What is the city not doing that it should? 

I think development and redevelopment of downtown Juneau, particularly the historic district, so there would be more housing, mixed business and housing. And there wouldn’t be so many closed up buildings in such a large portion of the year. And the Willoughby District also. And higher density property zoned in Douglas.

All of those things could be developed or redeveloped to a larger extent because there’s such valuable properties and the taxes would be really high that would be a very significant contribution to revenue for the CBJ budget.

Blighted properties

With blighted private properties in Juneau, do you prefer a laissez­faire approach, like with the Skinner Building, or something more aggressive that risks the taxpayers’ money, like with the Gastineau Apartments? 

Well, I was supportive of eminent domain as legal action to take against the property owners of the Gastineau Apartments because they were totally not responsible in using any of their insurance money to do anything about the building.

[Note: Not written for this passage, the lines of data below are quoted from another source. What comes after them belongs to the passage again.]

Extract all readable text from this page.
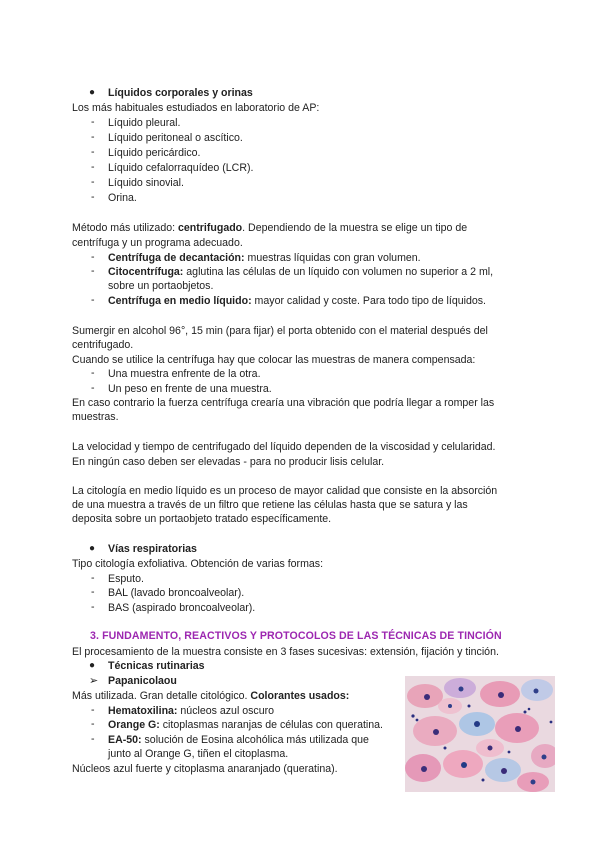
● Líquidos corporales y orinas
Los más habituales estudiados en laboratorio de AP:
- Líquido pleural.
- Líquido peritoneal o ascítico.
- Líquido pericárdico.
- Líquido cefalorraquídeo (LCR).
- Líquido sinovial.
- Orina.
Método más utilizado: centrifugado. Dependiendo de la muestra se elige un tipo de
centrífuga y un programa adecuado.
- Centrífuga de decantación: muestras líquidas con gran volumen.
- Citocentrífuga: aglutina las células de un líquido con volumen no superior a 2 ml,
sobre un portaobjetos.
- Centrífuga en medio líquido: mayor calidad y coste. Para todo tipo de líquidos.
Sumergir en alcohol 96°, 15 min (para fijar) el porta obtenido con el material después del
centrifugado.
Cuando se utilice la centrífuga hay que colocar las muestras de manera compensada:
- Una muestra enfrente de la otra.
- Un peso en frente de una muestra.
En caso contrario la fuerza centrífuga crearía una vibración que podría llegar a romper las
muestras.
La velocidad y tiempo de centrifugado del líquido dependen de la viscosidad y celularidad.
En ningún caso deben ser elevadas - para no producir lisis celular.
La citología en medio líquido es un proceso de mayor calidad que consiste en la absorción
de una muestra a través de un filtro que retiene las células hasta que se satura y las
deposita sobre un portaobjeto tratado específicamente.
● Vías respiratorias
Tipo citología exfoliativa. Obtención de varias formas:
- Esputo.
- BAL (lavado broncoalveolar).
- BAS (aspirado broncoalveolar).
3. FUNDAMENTO, REACTIVOS Y PROTOCOLOS DE LAS TÉCNICAS DE TINCIÓN
El procesamiento de la muestra consiste en 3 fases sucesivas: extensión, fijación y tinción.
● Técnicas rutinarias
➢ Papanicolaou
Más utilizada. Gran detalle citológico. Colorantes usados:
- Hematoxilina: núcleos azul oscuro
- Orange G: citoplasmas naranjas de células con queratina.
- EA-50: solución de Eosina alcohólica más utilizada que
junto al Orange G, tiñen el citoplasma.
Núcleos azul fuerte y citoplasma anaranjado (queratina).
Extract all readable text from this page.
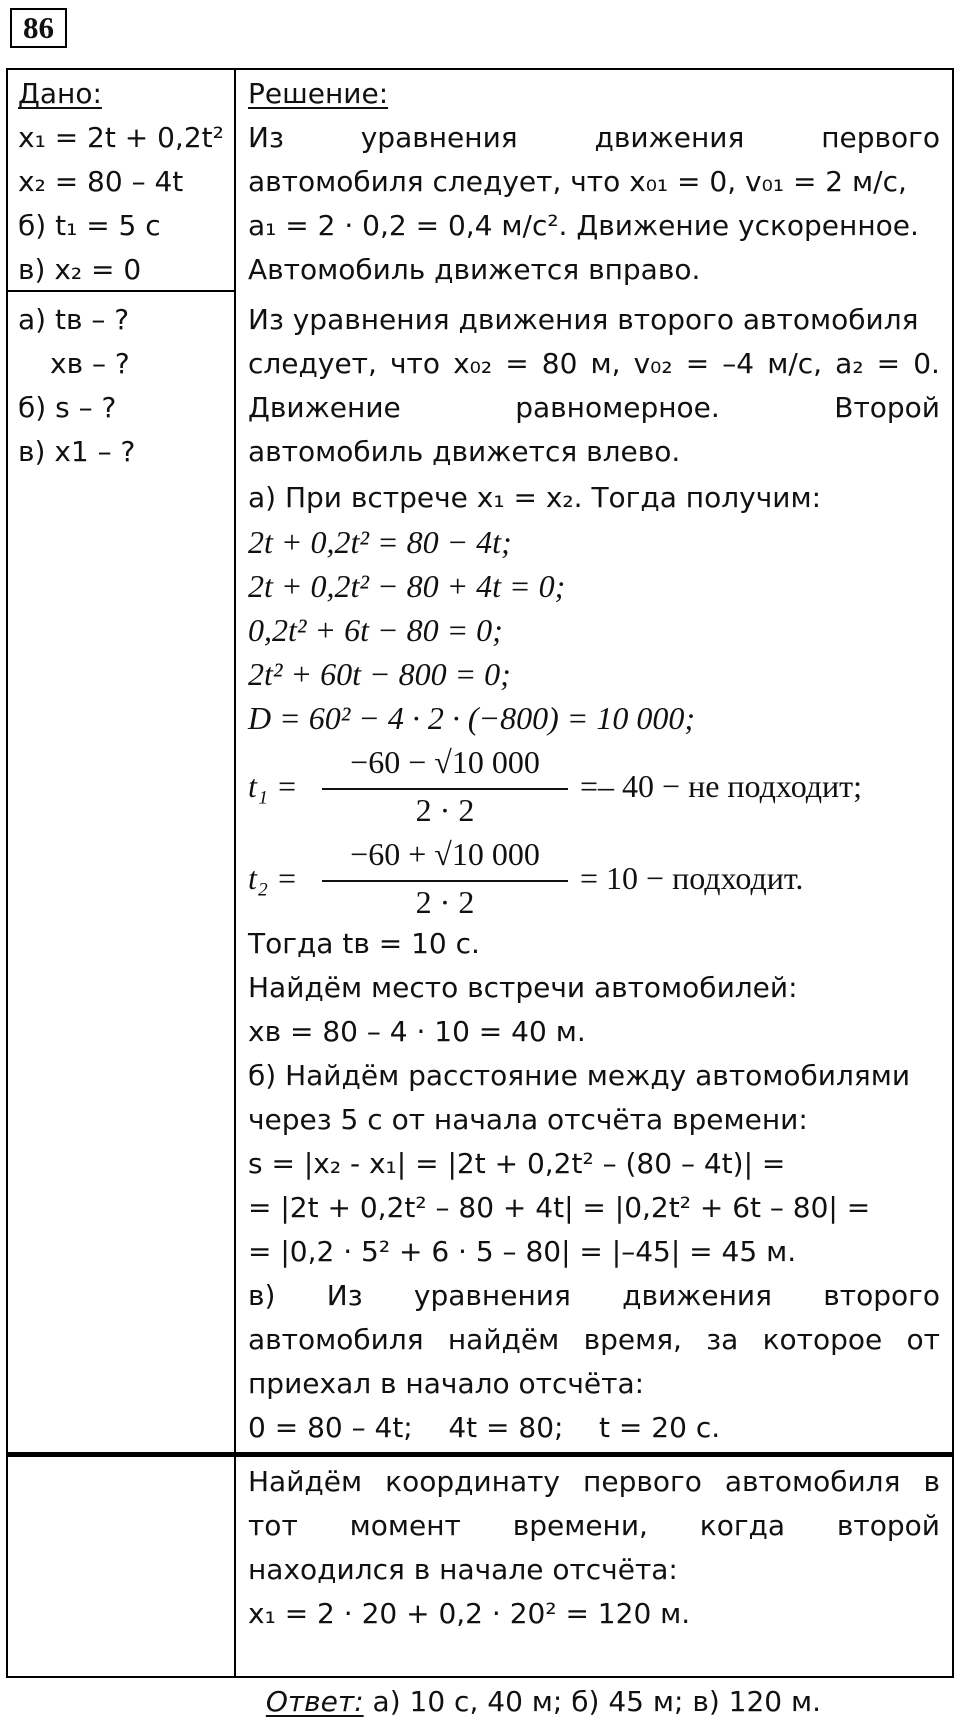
86
Дано:
x₁ = 2t + 0,2t²
x₂ = 80 – 4t
б) t₁ = 5 с
в) x₂ = 0
а) tв – ?
xв – ?
б) s – ?
в) x1 – ?
Решение:
Из	уравнения	движения	первого
автомобиля следует, что x₀₁ = 0, v₀₁ = 2 м/с,
a₁ = 2 · 0,2 = 0,4 м/с². Движение ускоренное.
Автомобиль движется вправо.
Из уравнения движения второго автомобиля
следует, что x₀₂ = 80 м, v₀₂ = –4 м/с, a₂ = 0.
Движение	равномерное.	Второй
автомобиль движется влево.
а) При встрече x₁ = x₂. Тогда получим:
2t + 0,2t² = 80 − 4t;
2t + 0,2t² − 80 + 4t = 0;
0,2t² + 6t − 80 = 0;
2t² + 60t − 800 = 0;
D = 60² − 4 · 2 · (−800) = 10 000;
t₁ =
−60 − √10 000
2 · 2
=– 40 − не подходит;
t₂ =
−60 + √10 000
2 · 2
= 10 − подходит.
Тогда tв = 10 с.
Найдём место встречи автомобилей:
xв = 80 – 4 · 10 = 40 м.
б) Найдём расстояние между автомобилями
через 5 с от начала отсчёта времени:
s = |x₂ - x₁| = |2t + 0,2t² – (80 – 4t)| =
= |2t + 0,2t² – 80 + 4t| = |0,2t² + 6t – 80| =
= |0,2 · 5² + 6 · 5 – 80| = |–45| = 45 м.
в) Из уравнения движения второго
автомобиля найдём время, за которое от
приехал в начало отсчёта:
0 = 80 – 4t;    4t = 80;    t = 20 с.
Найдём координату первого автомобиля в
тот момент времени, когда второй
находился в начале отсчёта:
x₁ = 2 · 20 + 0,2 · 20² = 120 м.

Ответ: а) 10 с, 40 м; б) 45 м; в) 120 м.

And I know the assembly decided not to do that but to have a lien against them and a proposal for bids for contractors.

I think that the delays are not good. And I think buildings that are not only an eyesore to the neighborhoods but unsafe in terms of attracting homeless people and possibility of more fire and damage is very problematic and economic development of any of those places is a much more positive action to take.


With regard to housing, what do you think about the city’s zoning and building codes? 

Having mixed housing downtown is a way of expanding the housing opportunities. There are a lot of things that the city could do in terms of its own land as they did at Lena Point. Putting it up for bid and having persons develop it for housing. There’s also other ways in terms of private property owners and there’s a major one on Atlin Drive.

As a member of the Juneau Commission on Aging, we’ve been really trying hard to get housing that was within walking distance of stores and other resources to have it be a walkable community. And so some sort of enticements of one sort or another, tax credits in some way or other things that might encourage the private property owners in Juneau to contribute or to build housing, would be a plus. I think for seniors and young families housing is a major issue, and I’m very supportive of looking for all sorts of different ideas. And I think think looking outside of the box is one way to go for sure.

Local contributions to education

The Alaska Supreme Court is deliberating on Ketchikan’s lawsuit that claims that requiring local governments contribute to public schools is unconstitutional. What’s your take on the case? 

I think that could be a disaster if that passes, and I think that Juneau has been really good about, practically every budget year, providing the maximum amount of fiscal (and) financial support for our schools and that should continue. Luckily, our state legislators and Democratic caucus stood their ground, in terms of the state budget process, to get increased educational funding so I think that’s one of the very top city, state and federal priorities.